Home for Dinner: Learning How to Live with My Parents in My Late 20s

Over the last several years, I moved in and out of my parents’ home a handful of times in between various school or career opportunities. Navigating the real world post-college has been more challenging than I ever anticipated, and my parents would probably agree. However, my most recent move back home has turned into more of an indefinite stay rather than a temporary one.

Since we have been “roommates” before, we knew we had to make a few agreements for it to work for everyone. One of those included my parents not asking details of my whereabouts, giving me a curfew, or asking why I was leaving the house. This allowed me to maintain the independence that I had when I lived alone. Although I wanted to be the independent, carefree, single woman that I was, my parents could not not be the parents that they were (and still are). Once a parent, always a parent – no matter the age of their children. I appreciated their love and concern, but also got irritated with their many questions when I tried to leave the house on any given day. Eventually we all got into a groove, and my parents found a different way to get information from me.

After a few months, every single time I would leave the house, my dad would ask me: “Will you be home for dinner?” After a few weeks of hearing it every day, I came to understand the deeper meanings behind that single question.

My parents genuinely care about me — they aren’t just being nosy.

In response to that simple question, I found myself voluntarily giving more details about where I was going, rather than just saying that I was going out and would be back later.

“I’m going to help so-and-so find an outfit for a wedding and then we’re going to get something to eat, so I won’t be home for dinner tonight.”

So, my parents get the details that they thrive on (because in their eyes, I lead such an exciting life), and — the best part — I am no longer irritated when I leave the house.

Dinner is an important meal for my family.

Growing up, we rarely sat around the dinner table at the same time because my siblings and I were very involved in sports and dance lessons. Almost every day of the week someone had practice, rehearsal, or competitions that lasted well beyond the dinner hour. Now that our lives are not quite as busy, the family that is in town frequently gathers around our dining room table for special occasions, holidays, or just because it’s Wednesday night. Since every night has the potential to be a family night, my parents want to know if I will be able to join them.

For my parents, cooking a meal for their children is an expression of love.

And also, in my opinion, the reason why my talent in the kitchen is lacking. My mom and dad are quick to offer to make me something when I say that I’m hungry. They take pride in being able to do something for their children, especially when their children don’t “need” them anymore. (But just for the record, Mom and Dad, I seriously still need you so don’t think that I don’t!) So these days, making dinner is a simple (or sometimes elaborate) act to show how much they love me (and I guess my siblings, too).

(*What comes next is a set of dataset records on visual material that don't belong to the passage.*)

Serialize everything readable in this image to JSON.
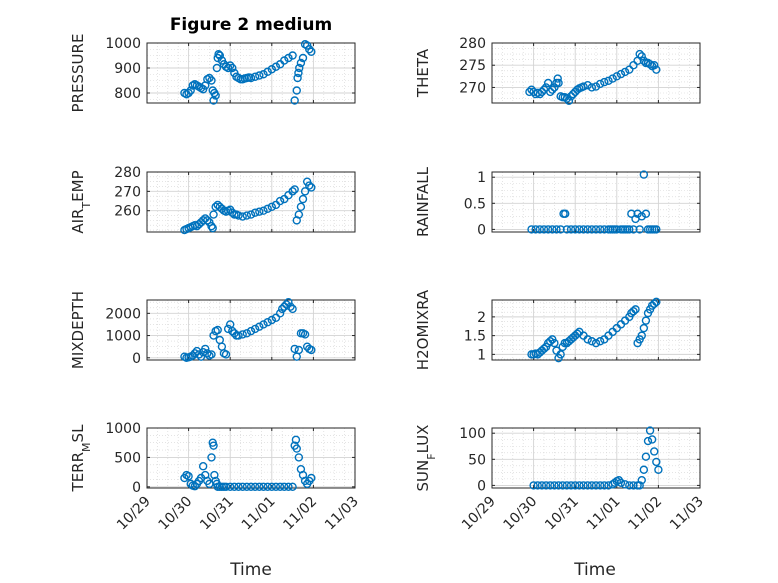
{
  "figure": {
    "title": "Figure 2 medium",
    "xlabel": "Time"
  },
  "chart_data": [
    {
      "type": "scatter",
      "ylabel": "PRESSURE",
      "ylim": [
        760,
        1000
      ],
      "yticks": [
        800,
        900,
        1000
      ],
      "x": [
        0.9,
        0.95,
        1.0,
        1.05,
        1.1,
        1.15,
        1.2,
        1.25,
        1.3,
        1.35,
        1.4,
        1.45,
        1.5,
        1.55,
        1.58,
        1.6,
        1.62,
        1.65,
        1.68,
        1.7,
        1.72,
        1.75,
        1.8,
        1.85,
        1.9,
        1.95,
        2.0,
        2.05,
        2.1,
        2.15,
        2.2,
        2.25,
        2.3,
        2.35,
        2.4,
        2.45,
        2.5,
        2.6,
        2.7,
        2.8,
        2.9,
        3.0,
        3.1,
        3.2,
        3.3,
        3.4,
        3.5,
        3.55,
        3.6,
        3.62,
        3.64,
        3.66,
        3.7,
        3.75,
        3.8,
        3.85,
        3.9,
        3.95
      ],
      "values": [
        800,
        795,
        800,
        810,
        830,
        835,
        830,
        825,
        820,
        815,
        830,
        855,
        860,
        850,
        810,
        770,
        800,
        790,
        900,
        940,
        955,
        950,
        930,
        915,
        905,
        900,
        910,
        900,
        880,
        865,
        860,
        855,
        855,
        858,
        860,
        862,
        860,
        865,
        870,
        875,
        885,
        895,
        905,
        915,
        930,
        940,
        950,
        770,
        810,
        860,
        880,
        900,
        920,
        940,
        995,
        990,
        975,
        965
      ]
    },
    {
      "type": "scatter",
      "ylabel": "THETA",
      "ylim": [
        266.5,
        280
      ],
      "yticks": [
        270,
        275,
        280
      ],
      "x": [
        0.9,
        0.95,
        1.0,
        1.05,
        1.1,
        1.15,
        1.2,
        1.25,
        1.3,
        1.35,
        1.4,
        1.45,
        1.5,
        1.55,
        1.58,
        1.6,
        1.65,
        1.7,
        1.75,
        1.8,
        1.85,
        1.9,
        1.95,
        2.0,
        2.05,
        2.1,
        2.15,
        2.2,
        2.3,
        2.4,
        2.5,
        2.6,
        2.7,
        2.8,
        2.9,
        3.0,
        3.1,
        3.2,
        3.3,
        3.4,
        3.5,
        3.55,
        3.6,
        3.65,
        3.7,
        3.75,
        3.8,
        3.85,
        3.9,
        3.95
      ],
      "values": [
        269,
        269.5,
        269,
        268.5,
        268.8,
        268.5,
        269,
        269.5,
        270,
        271,
        269,
        269.5,
        270,
        271,
        272,
        271,
        268,
        267.8,
        267.8,
        267.5,
        267,
        268,
        268.5,
        269,
        269.5,
        269.8,
        270,
        270.2,
        270.5,
        270,
        270.2,
        270.8,
        271.2,
        271.5,
        272,
        272.5,
        273,
        273.5,
        274,
        275,
        276,
        277.5,
        277,
        276,
        275.5,
        275.5,
        275.2,
        274.8,
        275,
        274
      ]
    },
    {
      "type": "scatter",
      "ylabel": "AIR_TEMP",
      "ylim": [
        249,
        280
      ],
      "yticks": [
        260,
        270,
        280
      ],
      "x": [
        0.9,
        0.95,
        1.0,
        1.05,
        1.1,
        1.15,
        1.2,
        1.25,
        1.3,
        1.35,
        1.4,
        1.45,
        1.5,
        1.55,
        1.58,
        1.6,
        1.65,
        1.7,
        1.75,
        1.8,
        1.85,
        1.9,
        1.95,
        2.0,
        2.05,
        2.1,
        2.15,
        2.2,
        2.3,
        2.4,
        2.5,
        2.6,
        2.7,
        2.8,
        2.9,
        3.0,
        3.1,
        3.2,
        3.3,
        3.4,
        3.5,
        3.55,
        3.6,
        3.65,
        3.7,
        3.75,
        3.8,
        3.85,
        3.9,
        3.95
      ],
      "values": [
        250,
        250.5,
        251,
        251.5,
        252,
        252.5,
        252,
        253,
        254,
        255,
        256,
        255,
        254,
        252,
        251,
        258,
        262,
        263,
        262,
        261,
        260,
        259.5,
        260,
        260.5,
        259,
        258,
        258,
        257.5,
        257,
        257.5,
        258,
        259,
        259.5,
        260,
        261,
        262,
        263,
        265,
        266,
        268,
        270,
        271,
        255,
        258,
        262,
        266,
        270,
        275,
        273,
        272
      ]
    },
    {
      "type": "scatter",
      "ylabel": "RAINFALL",
      "ylim": [
        -0.05,
        1.1
      ],
      "yticks": [
        0,
        0.5,
        1
      ],
      "x": [
        0.95,
        1.05,
        1.15,
        1.25,
        1.35,
        1.45,
        1.55,
        1.65,
        1.72,
        1.76,
        1.8,
        1.9,
        2.0,
        2.1,
        2.2,
        2.3,
        2.4,
        2.5,
        2.6,
        2.7,
        2.8,
        2.85,
        2.9,
        2.95,
        3.0,
        3.1,
        3.15,
        3.2,
        3.25,
        3.3,
        3.35,
        3.4,
        3.45,
        3.5,
        3.55,
        3.6,
        3.65,
        3.7,
        3.75,
        3.8,
        3.85,
        3.9,
        3.95
      ],
      "values": [
        0,
        0,
        0,
        0,
        0,
        0,
        0,
        0,
        0.3,
        0.3,
        0,
        0,
        0,
        0,
        0,
        0,
        0,
        0,
        0,
        0,
        0,
        0,
        0,
        0,
        0,
        0,
        0,
        0,
        0,
        0,
        0.3,
        0,
        0.2,
        0.3,
        0,
        0.25,
        1.05,
        0.3,
        0,
        0,
        0,
        0,
        0
      ]
    },
    {
      "type": "scatter",
      "ylabel": "MIXDEPTH",
      "ylim": [
        -100,
        2600
      ],
      "yticks": [
        0,
        1000,
        2000
      ],
      "x": [
        0.9,
        0.95,
        1.0,
        1.05,
        1.1,
        1.15,
        1.2,
        1.25,
        1.3,
        1.35,
        1.4,
        1.45,
        1.5,
        1.55,
        1.6,
        1.65,
        1.7,
        1.75,
        1.8,
        1.85,
        1.9,
        1.95,
        2.0,
        2.05,
        2.1,
        2.15,
        2.2,
        2.3,
        2.4,
        2.5,
        2.6,
        2.7,
        2.8,
        2.9,
        3.0,
        3.1,
        3.2,
        3.25,
        3.3,
        3.35,
        3.4,
        3.45,
        3.5,
        3.55,
        3.6,
        3.65,
        3.7,
        3.75,
        3.8,
        3.85,
        3.9,
        3.95
      ],
      "values": [
        50,
        0,
        20,
        50,
        100,
        200,
        300,
        150,
        50,
        250,
        400,
        200,
        100,
        150,
        1000,
        1200,
        1250,
        800,
        500,
        200,
        150,
        1300,
        1500,
        1200,
        1100,
        1000,
        1000,
        1050,
        1100,
        1200,
        1300,
        1400,
        1500,
        1600,
        1700,
        1800,
        2000,
        2200,
        2300,
        2400,
        2500,
        2300,
        2200,
        400,
        50,
        350,
        1100,
        1100,
        1050,
        500,
        400,
        350
      ]
    },
    {
      "type": "scatter",
      "ylabel": "H2OMIXRA",
      "ylim": [
        0.85,
        2.45
      ],
      "yticks": [
        1,
        1.5,
        2
      ],
      "x": [
        0.95,
        1.0,
        1.05,
        1.1,
        1.15,
        1.2,
        1.25,
        1.3,
        1.35,
        1.4,
        1.45,
        1.5,
        1.55,
        1.6,
        1.65,
        1.7,
        1.75,
        1.8,
        1.85,
        1.9,
        1.95,
        2.0,
        2.05,
        2.1,
        2.2,
        2.3,
        2.4,
        2.5,
        2.6,
        2.7,
        2.8,
        2.9,
        3.0,
        3.1,
        3.2,
        3.3,
        3.35,
        3.4,
        3.45,
        3.5,
        3.55,
        3.6,
        3.65,
        3.7,
        3.75,
        3.8,
        3.85,
        3.9,
        3.95
      ],
      "values": [
        1.0,
        1.0,
        1.02,
        1.0,
        1.05,
        1.1,
        1.15,
        1.2,
        1.3,
        1.35,
        1.4,
        1.3,
        1.1,
        0.9,
        1.0,
        1.2,
        1.3,
        1.3,
        1.35,
        1.4,
        1.45,
        1.5,
        1.55,
        1.6,
        1.5,
        1.4,
        1.35,
        1.3,
        1.35,
        1.4,
        1.5,
        1.6,
        1.7,
        1.8,
        1.9,
        2.0,
        2.1,
        2.15,
        2.2,
        1.3,
        1.4,
        1.5,
        1.7,
        1.9,
        2.1,
        2.2,
        2.3,
        2.35,
        2.4
      ]
    },
    {
      "type": "scatter",
      "ylabel": "TERR_MSL",
      "ylim": [
        -20,
        1000
      ],
      "yticks": [
        0,
        500,
        1000
      ],
      "x": [
        0.9,
        0.95,
        1.0,
        1.05,
        1.1,
        1.15,
        1.2,
        1.25,
        1.3,
        1.35,
        1.4,
        1.45,
        1.5,
        1.55,
        1.58,
        1.6,
        1.62,
        1.65,
        1.68,
        1.7,
        1.75,
        1.8,
        1.85,
        1.9,
        2.0,
        2.1,
        2.2,
        2.3,
        2.4,
        2.5,
        2.6,
        2.7,
        2.8,
        2.9,
        3.0,
        3.1,
        3.2,
        3.3,
        3.4,
        3.5,
        3.55,
        3.58,
        3.6,
        3.65,
        3.7,
        3.75,
        3.8,
        3.85,
        3.9,
        3.95
      ],
      "values": [
        150,
        200,
        180,
        50,
        20,
        10,
        50,
        100,
        150,
        350,
        200,
        100,
        50,
        500,
        750,
        700,
        200,
        100,
        50,
        0,
        0,
        0,
        0,
        0,
        0,
        0,
        0,
        0,
        0,
        0,
        0,
        0,
        0,
        0,
        0,
        0,
        0,
        0,
        0,
        0,
        700,
        800,
        650,
        500,
        300,
        200,
        100,
        50,
        100,
        150
      ]
    },
    {
      "type": "scatter",
      "ylabel": "SUN_FLUX",
      "ylim": [
        -5,
        110
      ],
      "yticks": [
        0,
        50,
        100
      ],
      "x": [
        1.0,
        1.1,
        1.2,
        1.3,
        1.4,
        1.5,
        1.6,
        1.7,
        1.8,
        1.9,
        2.0,
        2.1,
        2.2,
        2.3,
        2.4,
        2.5,
        2.6,
        2.7,
        2.8,
        2.9,
        2.95,
        3.0,
        3.05,
        3.1,
        3.2,
        3.3,
        3.4,
        3.5,
        3.55,
        3.6,
        3.65,
        3.7,
        3.75,
        3.8,
        3.85,
        3.9,
        3.95,
        4.0
      ],
      "values": [
        0,
        0,
        0,
        0,
        0,
        0,
        0,
        0,
        0,
        0,
        0,
        0,
        0,
        0,
        0,
        0,
        0,
        0,
        0,
        2,
        5,
        8,
        10,
        5,
        2,
        0,
        0,
        0,
        0,
        10,
        30,
        55,
        85,
        105,
        88,
        65,
        45,
        30
      ]
    }
  ],
  "x_axis": {
    "ticks": [
      0,
      1,
      2,
      3,
      4,
      5
    ],
    "tick_labels": [
      "10/29",
      "10/30",
      "10/31",
      "11/01",
      "11/02",
      "11/03"
    ],
    "xlim": [
      0,
      5
    ]
  },
  "colors": {
    "marker": "#0072bd",
    "axes": "#262626",
    "grid": "#d3d3d3"
  }
}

It’s been several months since my return home, and I appreciate everything that my parents do for me. Not every day is easy, and we still must overcome the challenges of being roommates. I don’t immediately wash my dishes or someone ate my food. But I am grateful for the love and support that my parents give to me. I may not be able to return the favor at this point in my life, but I hope to someday. So, for the time being, I always let them know if I’ll be home for dinner.